Le truc qui rassure tout de suite, c’est
d’être à côté d’un centre commercial. Vraiment, lorsqu’on vit à côté d’un tel
édifice, on se retire facile la moitié des angoisses.
Pourtant, c’est agencé
comme un cimetière. Des allées, et tout du long, des petites boutiques en guise
de tombes. A la place des noms avec les dates de naissance et de mort, des
marques avec des prix qui montent plus ou moins. Si on y regarde bien y’a pas
beaucoup de différences. A part les vendeurs. C’est peut-être à cause d’eux
qu’on ne fait pas le rapprochement. En vendant, ils donnent l’illusion de la
vie. Et pour beaucoup, ça suffit. Ils s’en contentent bien. Ca les réconforte.
Bref, si quelqu’un me demande où je crèche, je ne lui donne pas mon adresse, je
lui réponds : « Près d’un centre commercial ». Illico,
l’interlocuteur se détend : « Quelle chance ! » et il
demande : « Ah oui, et lequel ? ». S’ensuit une
énumération des centres commerciaux célèbres, Vélizy 2, les Quatre temps et je
ne sais pas quoi d’autres… Je reste évasif puis me lance dans la description de
mon centre commercial. Comme il est vraiment pourri en réalité, j’invente des
allées, des portes automatiques, des ascenseurs et des escalators, des
boutiques de marques et des restaus, des vigiles aussi (important les vigiles,
plus un centre commercial contient de vigiles plus il est coté). Je fous le
paquet, histoire que le type en prenne plein la vue et s’imagine que son centre
commercial n’arrive même pas à la cheville du mien. Ajoutant de l’Ikéa et du
Leclerc en veux-tu en voilà, je fais en sorte que le type soit si épaté qu’il
en aimerait crécher vers chez moi. C’est mon petit plaisir. Petit plaisir que
je n’ai pas du tout l’occasion de goûter vu que personne me demande où je
crèche. Les gens sont vraiment pas curieux, je vous jure. Mais ce n’est pas
grave. Je ne m’en formalise pas. Qu’ils continuent d’errer bien contents et
satisfaits dans leur tout mignon centre commercial. Le mien me comble. Il n’a
qu’une seule allée et ses commerces sont tous plus moches les uns que les
autres, un magasin de fripes, un bar de poivrots (avec les heures des grandes
capitales du monde), une librairie de merde (avec un vigile, éh ouais !),
une poste naze, une boutique d’on ne sait quoi (tentative de mélange fripes,
meubles et viande), une banque naine et
un Intermarché ringard, mais il a du caractère. Un côté déglingué qui me
branche. Comme si une succession d’émeutes l’avait rendu comme ça.

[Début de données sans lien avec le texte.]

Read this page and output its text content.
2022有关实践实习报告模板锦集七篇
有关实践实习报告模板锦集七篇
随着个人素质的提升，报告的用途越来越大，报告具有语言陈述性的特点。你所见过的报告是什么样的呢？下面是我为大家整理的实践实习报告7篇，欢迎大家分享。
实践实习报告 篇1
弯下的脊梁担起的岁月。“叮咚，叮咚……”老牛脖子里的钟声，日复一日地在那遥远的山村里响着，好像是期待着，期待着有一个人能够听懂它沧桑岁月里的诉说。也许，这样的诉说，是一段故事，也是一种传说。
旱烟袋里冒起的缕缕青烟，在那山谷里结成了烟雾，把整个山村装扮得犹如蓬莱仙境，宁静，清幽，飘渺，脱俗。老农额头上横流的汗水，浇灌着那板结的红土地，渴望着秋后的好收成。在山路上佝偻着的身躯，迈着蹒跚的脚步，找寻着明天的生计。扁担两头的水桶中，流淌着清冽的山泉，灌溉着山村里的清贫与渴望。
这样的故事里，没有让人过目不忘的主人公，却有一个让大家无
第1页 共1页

Quand je sors de chez moi, c’est là que je
vais le plus souvent. Je m’y ravitaille et j’y élimine certaines de mes
angoisses, parfois en allant boire une bière au bar à poivrots (tiens, il est
14h30 à Sao Paulo), parfois en achetant un gratte-gratte (le million, le
million, le million) dans la librairie de merde, parfois en donnant des lettres
à la guichetière de la poste, parfois en retirant au distributeur automatique
vingt ou trente euros (que je garde et que j’oublie dans les poches de mon
pantalon). Et puis aussi je me remets du baume au cœur. Car à l’Intermarché,
y’a une nouvelle caissière. Et elle est belle comme un soleil.